Depuis ce jour, n’osant pas écrire ce que je savais et ne recevant pas de nouvelles de la maison je vécus dans la tristesse.

Représente-toi, Georges, un homme de mon âge, seul au milieu des étrangers, dans une petite chambre d’auberge, regardant des heures entières la neige voltiger contre ses vitres, écoutant les bruits du dehors, — une charrette qui passe, un peloton de Prussiens qui fait sa ronde, un chien qui aboie, des gens qui se disputent, — sans autre distraction que ses rêveries et ses souvenirs.

« Que fait-on là-bas ? La grand’mère vit-elle encore ? Et Marie-Rose, qu’est-elle devenue… et Jean… et tous les autres ? »

Toujours ce poids sur le cœur !

« Il n’arrive pas de lettres, tant mieux…, dans un cas de malheur, Marie-Rose m’aurait écrit. Elle n’écrit pas… tant pis !… Peut-être est-elle aussi malade ! »

Ainsi de suite du matin au soir.

Quelquefois, quand des voix bourdonnaient en bas dans la salle, je descendais pour apprendre des nouvelles de la guerre. L’espérance, — ce grand mensonge qui dure toute la vie, — est tellement enraciné dans notre âme, qu’on s’y cramponne jusqu’à la fin.
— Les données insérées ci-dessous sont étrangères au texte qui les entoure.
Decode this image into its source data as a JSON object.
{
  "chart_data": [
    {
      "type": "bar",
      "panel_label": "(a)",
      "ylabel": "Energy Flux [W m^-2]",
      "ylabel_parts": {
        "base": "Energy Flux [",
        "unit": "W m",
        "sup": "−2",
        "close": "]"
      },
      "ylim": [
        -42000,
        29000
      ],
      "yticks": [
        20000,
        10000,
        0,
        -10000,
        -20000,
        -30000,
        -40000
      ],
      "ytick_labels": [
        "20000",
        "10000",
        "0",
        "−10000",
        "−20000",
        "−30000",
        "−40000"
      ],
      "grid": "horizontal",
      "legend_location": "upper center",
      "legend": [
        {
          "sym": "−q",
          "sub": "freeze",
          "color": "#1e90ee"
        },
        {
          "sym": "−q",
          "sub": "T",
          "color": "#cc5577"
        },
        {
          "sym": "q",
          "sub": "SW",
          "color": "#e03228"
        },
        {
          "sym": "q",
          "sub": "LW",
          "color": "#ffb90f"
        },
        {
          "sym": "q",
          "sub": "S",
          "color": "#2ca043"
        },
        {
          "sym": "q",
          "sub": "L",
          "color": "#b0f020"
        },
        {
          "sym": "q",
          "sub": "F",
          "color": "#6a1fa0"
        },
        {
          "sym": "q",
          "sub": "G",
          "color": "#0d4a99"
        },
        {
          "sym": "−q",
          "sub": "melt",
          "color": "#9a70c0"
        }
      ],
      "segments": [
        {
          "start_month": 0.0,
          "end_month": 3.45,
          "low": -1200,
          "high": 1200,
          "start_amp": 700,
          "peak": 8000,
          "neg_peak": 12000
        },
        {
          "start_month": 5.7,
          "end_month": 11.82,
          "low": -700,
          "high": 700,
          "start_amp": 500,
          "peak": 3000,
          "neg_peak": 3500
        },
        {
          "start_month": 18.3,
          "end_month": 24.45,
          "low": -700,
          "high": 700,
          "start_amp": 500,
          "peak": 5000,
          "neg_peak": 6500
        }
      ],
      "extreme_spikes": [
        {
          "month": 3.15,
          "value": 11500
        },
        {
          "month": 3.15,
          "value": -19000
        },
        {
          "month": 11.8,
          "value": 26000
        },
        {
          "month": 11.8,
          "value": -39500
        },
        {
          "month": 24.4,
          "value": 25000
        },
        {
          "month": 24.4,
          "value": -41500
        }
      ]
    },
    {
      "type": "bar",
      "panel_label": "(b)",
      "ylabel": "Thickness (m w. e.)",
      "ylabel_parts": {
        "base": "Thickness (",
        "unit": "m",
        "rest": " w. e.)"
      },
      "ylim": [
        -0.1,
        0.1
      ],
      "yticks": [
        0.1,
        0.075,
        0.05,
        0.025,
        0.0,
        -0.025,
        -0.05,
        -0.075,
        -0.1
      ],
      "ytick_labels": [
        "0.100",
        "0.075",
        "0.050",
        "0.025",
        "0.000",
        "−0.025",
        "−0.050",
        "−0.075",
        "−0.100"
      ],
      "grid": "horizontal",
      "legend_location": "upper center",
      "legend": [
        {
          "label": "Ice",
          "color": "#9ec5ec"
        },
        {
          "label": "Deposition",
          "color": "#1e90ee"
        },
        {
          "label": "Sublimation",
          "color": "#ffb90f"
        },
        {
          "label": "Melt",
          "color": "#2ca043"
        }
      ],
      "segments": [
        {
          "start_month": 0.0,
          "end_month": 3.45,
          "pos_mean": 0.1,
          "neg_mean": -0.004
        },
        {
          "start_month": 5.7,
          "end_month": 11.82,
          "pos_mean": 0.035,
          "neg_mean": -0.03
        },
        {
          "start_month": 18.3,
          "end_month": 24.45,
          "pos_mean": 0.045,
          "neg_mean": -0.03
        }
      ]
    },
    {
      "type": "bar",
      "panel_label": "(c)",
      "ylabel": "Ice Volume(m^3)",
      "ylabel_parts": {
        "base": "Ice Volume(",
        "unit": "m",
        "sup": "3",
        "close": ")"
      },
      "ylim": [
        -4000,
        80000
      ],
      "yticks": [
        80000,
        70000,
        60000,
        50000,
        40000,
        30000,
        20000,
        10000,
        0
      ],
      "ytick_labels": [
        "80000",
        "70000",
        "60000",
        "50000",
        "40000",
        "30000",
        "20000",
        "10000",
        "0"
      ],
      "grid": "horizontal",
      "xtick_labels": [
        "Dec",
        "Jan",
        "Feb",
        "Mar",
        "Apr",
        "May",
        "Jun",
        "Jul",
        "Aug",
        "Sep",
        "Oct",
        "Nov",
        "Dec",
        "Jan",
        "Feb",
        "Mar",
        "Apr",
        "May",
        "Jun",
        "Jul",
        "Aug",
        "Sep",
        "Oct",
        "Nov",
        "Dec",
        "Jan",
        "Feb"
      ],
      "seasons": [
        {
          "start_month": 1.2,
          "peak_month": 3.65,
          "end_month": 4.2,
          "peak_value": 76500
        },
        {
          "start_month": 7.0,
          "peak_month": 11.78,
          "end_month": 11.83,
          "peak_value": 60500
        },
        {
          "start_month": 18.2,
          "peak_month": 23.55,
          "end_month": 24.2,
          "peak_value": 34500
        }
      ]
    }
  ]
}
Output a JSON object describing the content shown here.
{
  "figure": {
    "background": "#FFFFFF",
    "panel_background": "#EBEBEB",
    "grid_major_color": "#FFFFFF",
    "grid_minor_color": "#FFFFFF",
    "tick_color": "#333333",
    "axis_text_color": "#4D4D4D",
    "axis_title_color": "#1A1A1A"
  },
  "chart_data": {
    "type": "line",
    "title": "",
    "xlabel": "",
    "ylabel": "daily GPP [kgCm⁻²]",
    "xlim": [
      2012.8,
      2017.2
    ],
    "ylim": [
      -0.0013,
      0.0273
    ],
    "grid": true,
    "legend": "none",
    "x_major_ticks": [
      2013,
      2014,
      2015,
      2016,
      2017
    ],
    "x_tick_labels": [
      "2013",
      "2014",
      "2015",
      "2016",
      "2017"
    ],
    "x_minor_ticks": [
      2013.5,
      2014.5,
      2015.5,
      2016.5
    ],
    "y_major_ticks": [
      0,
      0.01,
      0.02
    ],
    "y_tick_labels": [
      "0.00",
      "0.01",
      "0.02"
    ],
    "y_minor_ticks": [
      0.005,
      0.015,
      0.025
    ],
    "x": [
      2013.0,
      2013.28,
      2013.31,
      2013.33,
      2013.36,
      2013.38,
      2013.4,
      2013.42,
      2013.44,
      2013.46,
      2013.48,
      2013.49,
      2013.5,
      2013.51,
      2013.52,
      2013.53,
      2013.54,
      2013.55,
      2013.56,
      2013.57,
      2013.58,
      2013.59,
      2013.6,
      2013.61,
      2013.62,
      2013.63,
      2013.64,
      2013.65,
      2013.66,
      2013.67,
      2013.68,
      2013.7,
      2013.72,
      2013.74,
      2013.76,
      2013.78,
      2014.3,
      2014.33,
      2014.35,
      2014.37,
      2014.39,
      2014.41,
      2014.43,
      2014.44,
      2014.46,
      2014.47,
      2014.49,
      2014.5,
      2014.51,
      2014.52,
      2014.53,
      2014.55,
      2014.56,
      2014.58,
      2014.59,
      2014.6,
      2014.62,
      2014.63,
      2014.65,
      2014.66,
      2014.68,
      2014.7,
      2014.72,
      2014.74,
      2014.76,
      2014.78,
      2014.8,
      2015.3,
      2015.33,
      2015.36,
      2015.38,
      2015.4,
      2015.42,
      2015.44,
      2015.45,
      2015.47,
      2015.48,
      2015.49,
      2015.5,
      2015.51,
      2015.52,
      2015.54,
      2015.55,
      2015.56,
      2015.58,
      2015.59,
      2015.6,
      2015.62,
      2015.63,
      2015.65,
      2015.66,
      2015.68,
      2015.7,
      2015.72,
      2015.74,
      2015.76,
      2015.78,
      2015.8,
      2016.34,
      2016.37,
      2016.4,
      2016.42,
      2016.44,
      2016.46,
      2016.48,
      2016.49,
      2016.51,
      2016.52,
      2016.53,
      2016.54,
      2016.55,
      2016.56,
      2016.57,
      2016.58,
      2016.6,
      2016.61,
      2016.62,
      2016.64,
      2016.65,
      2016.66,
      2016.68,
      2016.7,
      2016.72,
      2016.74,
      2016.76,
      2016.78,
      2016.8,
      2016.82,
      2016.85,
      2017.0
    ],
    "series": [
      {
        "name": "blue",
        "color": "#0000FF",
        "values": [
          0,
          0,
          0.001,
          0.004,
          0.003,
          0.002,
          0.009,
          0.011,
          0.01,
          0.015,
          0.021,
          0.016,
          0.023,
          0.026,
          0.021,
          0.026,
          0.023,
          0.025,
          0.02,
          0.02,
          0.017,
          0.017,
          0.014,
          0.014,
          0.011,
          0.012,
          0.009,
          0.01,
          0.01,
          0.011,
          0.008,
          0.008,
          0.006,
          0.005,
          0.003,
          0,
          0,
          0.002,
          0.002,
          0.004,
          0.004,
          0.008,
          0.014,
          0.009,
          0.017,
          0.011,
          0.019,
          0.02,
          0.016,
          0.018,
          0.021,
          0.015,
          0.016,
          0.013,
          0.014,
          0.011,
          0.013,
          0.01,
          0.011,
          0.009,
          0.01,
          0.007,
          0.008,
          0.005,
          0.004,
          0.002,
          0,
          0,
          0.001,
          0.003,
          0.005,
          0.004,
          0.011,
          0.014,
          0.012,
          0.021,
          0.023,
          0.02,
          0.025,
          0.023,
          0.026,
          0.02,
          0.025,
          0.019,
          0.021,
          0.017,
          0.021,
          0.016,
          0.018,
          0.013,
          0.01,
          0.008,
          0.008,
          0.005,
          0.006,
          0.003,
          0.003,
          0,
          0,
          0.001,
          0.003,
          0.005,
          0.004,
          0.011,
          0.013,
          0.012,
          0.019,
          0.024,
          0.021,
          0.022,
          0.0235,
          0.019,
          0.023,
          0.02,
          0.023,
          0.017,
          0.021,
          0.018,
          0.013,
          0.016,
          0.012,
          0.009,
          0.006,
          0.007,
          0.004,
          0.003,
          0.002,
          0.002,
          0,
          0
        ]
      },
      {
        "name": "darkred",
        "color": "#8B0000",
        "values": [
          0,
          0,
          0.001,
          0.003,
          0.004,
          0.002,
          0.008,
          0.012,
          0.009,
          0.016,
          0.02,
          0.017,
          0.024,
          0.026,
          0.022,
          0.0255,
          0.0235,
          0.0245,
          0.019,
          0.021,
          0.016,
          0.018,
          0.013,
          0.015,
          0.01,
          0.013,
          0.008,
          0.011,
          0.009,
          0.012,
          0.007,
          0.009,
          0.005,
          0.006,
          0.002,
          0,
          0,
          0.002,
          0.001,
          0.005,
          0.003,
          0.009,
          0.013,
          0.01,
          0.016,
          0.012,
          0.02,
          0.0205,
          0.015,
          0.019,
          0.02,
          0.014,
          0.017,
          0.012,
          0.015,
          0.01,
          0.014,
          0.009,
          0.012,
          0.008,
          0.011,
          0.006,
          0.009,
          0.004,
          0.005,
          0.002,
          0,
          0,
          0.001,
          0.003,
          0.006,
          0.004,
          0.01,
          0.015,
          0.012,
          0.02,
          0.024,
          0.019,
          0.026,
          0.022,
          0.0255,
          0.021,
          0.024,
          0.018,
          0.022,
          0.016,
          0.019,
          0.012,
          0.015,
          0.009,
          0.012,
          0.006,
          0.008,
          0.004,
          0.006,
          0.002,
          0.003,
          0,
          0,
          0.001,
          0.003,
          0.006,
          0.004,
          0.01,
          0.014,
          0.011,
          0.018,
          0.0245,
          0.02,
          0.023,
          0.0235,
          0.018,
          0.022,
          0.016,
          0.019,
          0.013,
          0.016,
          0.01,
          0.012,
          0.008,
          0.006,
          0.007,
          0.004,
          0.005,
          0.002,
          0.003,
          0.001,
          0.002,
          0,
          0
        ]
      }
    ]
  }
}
Je descendais donc, et là, le long des tables, autour du fourneau, des gens de toute sorte, marchands, paysans, rouliers, causaient de combats dans le Nord, dans l’Est, de pillages, de fusillades, d’incendies, de contributions forcées, d’otages…, qu’est-ce que je sais ?

Paris se défendait toujours ; mais du côté de la Loire, nos jeunes troupes avaient été forcées de reculer : les Allemands étaient trop ! Il en arrivait par tous les chemins de fer ; et puis, les armes, les munitions nous manquaient. Cette jeune armée, rassemblée à la hâte, était forcée de soutenir cette rude guerre, et ce poids terrible devait l’écraser à la longue.

C’est ce que racontaient les journaux de la Belgique, de la Suisse, que des voyageurs laissaient quelquefois en passant.

Le bombardement de Belfort continuait. Le temps était affreux, la neige, les gelées les plus froides se suivaient. On aurait dit que l’Éternel se mettait contre nous.

Moi, Georges, il faut que je l’avoue, après tant de malheurs, j’étais abattu ; la moindre rumeur m’inquiétait, j’avais toujours peur d’apprendre de nouveaux désastres ; quelquefois aussi l’indignation m’emportait jusqu’à vouloir partir malgré mes vieilles jambes, et me faire exterminer n’importe où, pour en finir.

L’ennui, le découragement avaient pris le dessus, quand enfin je reçus une lettre de ma fille.

La grand’mère était morte !

Marie-Rose allait venir me rejoindre à Saint-Dié. Elle me disait de louer un petit logement, voulant amener quelques-uns de nos meubles, du linge, de la literie, et vendre le reste au Graufthâl, avant son départ.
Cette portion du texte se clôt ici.